In many cases I have a 'loose' coupling to actual file names, using Everything search (`!es search_pattern` in the playbook) to resolve a search pattern to the correct file used for input.

It has some parts in common with Ansible Playbooks, especially the name was chosen after I was introduced to Ansible Playbooks. The task structure has been updated in 2019 to match the Ansible Playbooks 2.0/2.5+ format and allow names. This format will also be easier to introduce loop mechanisms etc.

### Comparison to Ansible Playbooks

Data playbooks is intended to create and modify variables in the environment (similar to **inventory**). Data playbooks starts with an empty environment (although you can read the environment from various sources inside the play).
Although new variables can be created using **register:** in Ansible, data playbook functions requires the output to be captured through `target:`.

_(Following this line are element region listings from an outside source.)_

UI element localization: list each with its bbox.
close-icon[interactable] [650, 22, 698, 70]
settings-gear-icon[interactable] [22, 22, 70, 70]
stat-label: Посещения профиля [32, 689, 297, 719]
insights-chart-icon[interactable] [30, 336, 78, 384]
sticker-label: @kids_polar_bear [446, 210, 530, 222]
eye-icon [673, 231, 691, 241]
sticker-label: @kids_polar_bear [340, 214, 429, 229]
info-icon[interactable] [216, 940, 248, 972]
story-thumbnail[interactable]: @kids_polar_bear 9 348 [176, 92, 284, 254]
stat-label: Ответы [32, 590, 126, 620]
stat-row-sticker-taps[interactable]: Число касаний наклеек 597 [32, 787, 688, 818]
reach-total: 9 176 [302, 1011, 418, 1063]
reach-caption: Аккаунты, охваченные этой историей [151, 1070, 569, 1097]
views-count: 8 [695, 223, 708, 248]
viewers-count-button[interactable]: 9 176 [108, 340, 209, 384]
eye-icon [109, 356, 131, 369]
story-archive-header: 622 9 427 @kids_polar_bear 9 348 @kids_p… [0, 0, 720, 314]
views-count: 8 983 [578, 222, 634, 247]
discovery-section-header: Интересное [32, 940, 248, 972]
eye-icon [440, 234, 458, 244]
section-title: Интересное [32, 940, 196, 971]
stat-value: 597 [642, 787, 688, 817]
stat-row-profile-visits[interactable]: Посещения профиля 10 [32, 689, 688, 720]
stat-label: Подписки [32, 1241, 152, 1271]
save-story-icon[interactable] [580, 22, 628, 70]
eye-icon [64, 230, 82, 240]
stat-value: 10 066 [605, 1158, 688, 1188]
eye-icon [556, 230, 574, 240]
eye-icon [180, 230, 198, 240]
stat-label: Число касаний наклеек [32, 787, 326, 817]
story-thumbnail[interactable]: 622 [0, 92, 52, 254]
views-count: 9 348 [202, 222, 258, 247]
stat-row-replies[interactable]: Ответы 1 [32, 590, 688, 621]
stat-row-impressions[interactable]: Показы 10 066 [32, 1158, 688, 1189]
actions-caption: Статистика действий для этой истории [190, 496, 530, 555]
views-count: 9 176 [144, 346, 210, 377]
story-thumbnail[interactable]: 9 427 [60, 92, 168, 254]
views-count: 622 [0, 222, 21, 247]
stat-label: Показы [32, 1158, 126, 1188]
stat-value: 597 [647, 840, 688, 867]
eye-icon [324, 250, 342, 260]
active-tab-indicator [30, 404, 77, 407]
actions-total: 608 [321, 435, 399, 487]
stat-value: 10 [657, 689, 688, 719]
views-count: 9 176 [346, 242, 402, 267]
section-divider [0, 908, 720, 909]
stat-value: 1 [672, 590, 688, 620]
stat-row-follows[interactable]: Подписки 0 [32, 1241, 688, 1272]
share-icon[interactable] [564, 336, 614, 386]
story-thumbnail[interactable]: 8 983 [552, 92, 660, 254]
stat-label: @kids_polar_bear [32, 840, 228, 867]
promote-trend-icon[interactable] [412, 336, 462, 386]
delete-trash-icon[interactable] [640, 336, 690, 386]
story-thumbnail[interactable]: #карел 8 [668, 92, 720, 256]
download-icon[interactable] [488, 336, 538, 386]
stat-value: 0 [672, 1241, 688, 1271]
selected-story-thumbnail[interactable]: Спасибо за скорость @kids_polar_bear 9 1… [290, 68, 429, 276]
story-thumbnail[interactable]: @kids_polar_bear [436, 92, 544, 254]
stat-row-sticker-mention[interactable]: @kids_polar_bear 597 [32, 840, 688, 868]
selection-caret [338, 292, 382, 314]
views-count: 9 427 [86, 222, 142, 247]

Data playbook tasks are different form Ansible's **actions**:

- They are mostly not idempotent, since the intention is to modify tables as we go along,
- they can return lists containing rows or be Python iterators (that `yield` rows of a table)
- if they dont return any tabular data (a list), the return value will be added to the `var` table in the environment
- Each have a strict voluptuous schema, evaluated when loading and during runtime (e.g. to expand templates) to allow quick troubleshooting

You could argue I can do this with Ansible, but it won't be as elegant with single item hosts files, `gather_facts: no` and `delegate_to: localhost` throughout the playbooks. It will likely only be half as much fun trying to force it into my way of thinking.